Neues Gleichgewicht?

"Der Schwellenwert von Unter- zu Übersättigung ist geochemisch zu verstehen, nicht biologisch", betont Plattner. Ob ein Lebewesen unter der Kalk-Untersättigung leidet oder nicht, unterscheidet sich nicht nur von Art zu Art, sondern sogar innerhalb der gleichen Art. Der Carbonatmangel werde deshalb nicht jedes Kalkschalen bildende Lebewesen gleich betreffen, sagt er.

Möglich sei, dass sich das ökologische Gleichgewicht in Zukunft von kalkbildenden Organismen zu einer anderen Gruppe von Meeresorganismen verschiebe. Weg von Kalkschalenbildnern, hin zu Silikatschalen bildenden Diatomeen beispielsweise.

Grossangelegtes Forschungsprogramm

Noch aber klafft eine grosse Wissenslücke über die ökologischen Auswirkungen der Meeresansäuerung. Mit dem Forschungsprojekt EPOCA, das im Rahmen des 7. EU-Rahmenprogramms am Dienstag in Nizza lanciert wurde, versuchen nun 27 Forschungsgruppen aus neun Ländern, mehr über die Folgen des Kohlendioxid-Eintrags ins Meer herauszufinden. Mit EPOCA wollen die Forscher die Veränderungen in der Chemie der Ozeane und der Verbreitung von Meeresorganismen dokumentieren. Bei diesem Forschungsprojekt sollen auch Daten darüber gesammelt werden, ob und wie einzelne Organismen, Lebensgemeinschaften und Ökosysteme auf die Meeresansäuerung anfällig sind.
Die europäischen Forscherinnen und Forscher erhoffen sich von EPOCA Antworten auf Fragen wie sich der pH-Wert des Meerwassers in Zukunft verändern wird, wie Organismen auf den Carbonat-Sättigungsgrad reagieren und ob marine Organismen ihre Produktivität verändern werden.

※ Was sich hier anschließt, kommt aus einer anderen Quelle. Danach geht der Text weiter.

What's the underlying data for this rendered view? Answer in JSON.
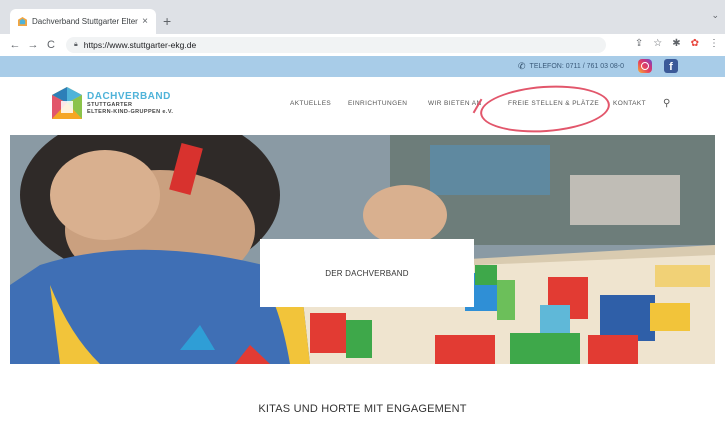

Einige Forschungsgruppen arbeiten auch auf dem Meer, unter anderem mit Mesokosmos-Experimenten, mit denen sie unter realen Bedingungen herausfinden möchten, wie Organismen auf eine erhöhte CO2-Konzentration im Wasser und in der Luft reagieren.

ETH-Forscher modellieren Zukunft

Die ETH-Forschungsgruppe mit Gian-Kasper Plattner, der Doktorandin Claudine Hauri und Nicolas Gruber, Professor am Institut für Biogeochemie und Schadstoffdynamik, ist an EPOCA beteiligt. Sie wird sich darauf konzentrieren, die "Felddaten" in numerische Modelle zu integrieren und Simulationen des Kohlenstoffkreislaufs in Küstennähe zu erstellen. In erster Linie wollen sie herausfinden, wie sich die Chemie des Meerwassers um die Kanarischen Inseln und dem europäischen Schelf ändert. Die Küstenregionen gehören einerseits zu den produktivsten Meereszonen, sind andererseits aber auch am verletzlichsten. Diese Regionen seien aus wirtschaftlicher Sicht interessant, sagt Plattner, denn die Meereszonen bis 200 Meter Tiefe zählten zu Europas wichtigsten Fischgründen. Ändere sich die Produktivität dieser Meere, dann könne das für Fische und Fischerei bisher wenig bekannte Folgen haben.

Ein Fokus, der an der ETH geplanten Forschung wird sein, wie sich die Pufferkapazität der küstennahen Gewässer unter steigender CO2-Konzentration in der Atmosphäre entwickelt. Je höher diese ansteigt, desto weniger Kohlendioxid kann das Meer aufnehmen. "Verglichen mit dem offenen Meer ist in den Küstengebieten diese Pufferkapazität schon heute reduziert", gibt Plattner zu bedenken.